Red Bull bouleverse la F1 avec le design ‘Funky’ de la RB22 malgré le départ choquant d’Adrian Newey !
Dans un tournant palpitant des événements, Red Bull Racing fait la une des journaux pour son approche audacieuse de la saison 2026 de Formule 1, même après avoir perdu le légendaire Adrian Newey—un titan de l’ingénierie automobile. Le géant de Milton Keynes refuse de jouer la sécurité, dévoilant audacieusement le design avant-gardiste de la RB22 qui a attiré l’attention des critiques et des fans.
L’analyste de Sky Sports, Karun Chandhok, a loué Red Bull pour « prendre des risques » avec ce design innovant, qui promet de redéfinir l’héritage de l’équipe alors qu’elle entre dans une nouvelle ère—entrant en F1 en tant qu’équipe officielle pour la première fois de son histoire. La RB22 sera propulsée par le moteur révolutionnaire DM-01, un hommage au défunt co-fondateur Dietrich Mateschitz, développé dans le cadre d’un partenariat stratégique avec Ford. Ce moteur est suffisamment convaincant, mais c’est l’extérieur frappant qui fait parler tout le monde !
Chandhok a exprimé sa fascination lors d’un récent shakedown au Circuit de Barcelona-Catalunya, louant le package aérodynamique unique de l’équipe qui distingue la RB22 de la concurrence. Le départ de Newey, qui a conduit l’équipe à un incroyable total de six championnats des Constructeurs et huit championnats des Pilotes, a soulevé des questions sur l’avenir de Red Bull. Newey, désormais à la tête d’Aston Martin, s’est transformé en un concurrent redoutable après avoir quitté Red Bull au milieu de la saison 2024.
Ajoutant au drame, Red Bull navigue dans ce chapitre crucial sans deux autres figures clés. Le licenciement de Christian Horner en juillet dernier et le départ d’Helmut Marko à la fin de la saison 2025 ont démantelé ce que beaucoup appelaient le ‘premier triumvirat’ de Red Bull. Cela a suscité des interrogations sur la direction et le leadership de l’équipe, mais cela n’a pas découragé leur ambition.
Chandhok a fait remarquer de manière pointue : “Les architectes de la situation technique actuelle, en termes de fabrication de leur propre moteur, sont partis. C’était une décision prise par Adrian Newey, Christian Horner et Helmut Marko. Tous partis ! » Ce changement a propulsé Laurent Mekies et Ben Hodgkinson sous les projecteurs, les forçant à diriger l’équipe dans des eaux inexplorées. Mekies, aux côtés de l’ingénieur en chef Pierre Waché, porte désormais le poids de cette transition monumentale, tous les regards étant rivés sur chacun de leurs mouvements.
Malgré le scepticisme initial entourant la perte de Newey, la RB22 prouve sa valeur. Max Verstappen et Isack Hadjar ont déjà démontré des performances louables, accumulant un kilométrage significatif et même menant les tableaux de chronométrage non officiels lors du shakedown.
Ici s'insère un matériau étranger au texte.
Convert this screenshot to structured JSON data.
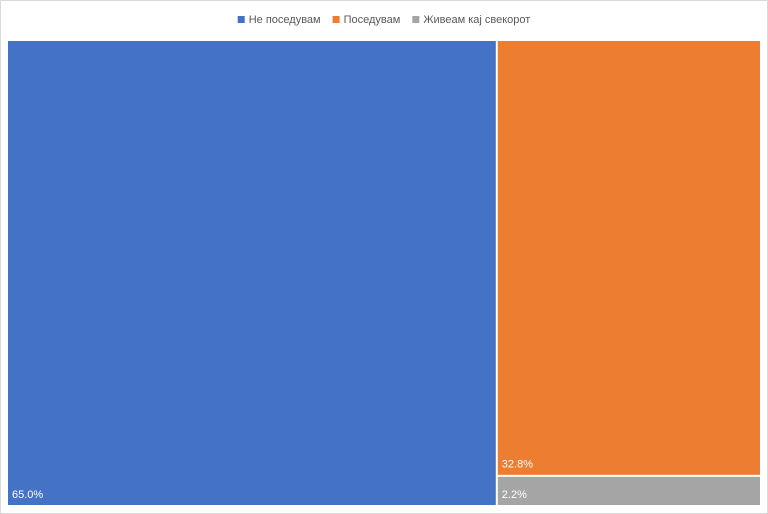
{
  "chart_data": {
    "type": "treemap",
    "categories": [
      "Не поседувам",
      "Поседувам",
      "Живеам кај свекорот"
    ],
    "values": [
      65.0,
      32.8,
      2.2
    ],
    "value_labels": [
      "65.0%",
      "32.8%",
      "2.2%"
    ],
    "colors": [
      "#4472c4",
      "#ed7d31",
      "#a5a5a5"
    ],
    "legend": "top"
  }
}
Ce premier signe de force suggère que le nouveau châssis et l’unité de puissance s’harmonisent bien, un exploit qui ne peut être sous-estimé dans le monde à enjeux élevés de la F1.
Chandhok pense que le retour de l’équipe dans la seconde moitié de l’année dernière les a encouragés à adopter une approche plus risquée et plus non conventionnelle cette saison. “Il faut dire que, dans la seconde moitié de l’année dernière, ils auraient poussé un soupir de soulagement, car après 12 mois chaotiques, ils sont revenus sur la bonne voie,” a-t-il expliqué. “Cela leur aurait donné confiance pour faire des choses exotiques cette année, car cela signifie que leur corrélation est de nouveau sur la bonne voie.”
L’élan gagné est indicatif d’une équipe prête à repousser les limites et à innover, même face à l’incertitude. Avec la RB22, Red Bull ne se contente pas de participer à la course ; ils préparent le terrain pour un retour spectaculaire, prouvant que parfois, les mouvements les plus audacieux mènent aux résultats les plus exaltants.
Alors que la saison de F1 se prépare, tous les regards seront tournés vers Red Bull Racing—cette approche ‘funky’ portera-t-elle ses fruits, ou mènera-t-elle à un rebondissement inattendu dans la saga du championnat ? Le monde regarde, et le drame ne fait que commencer.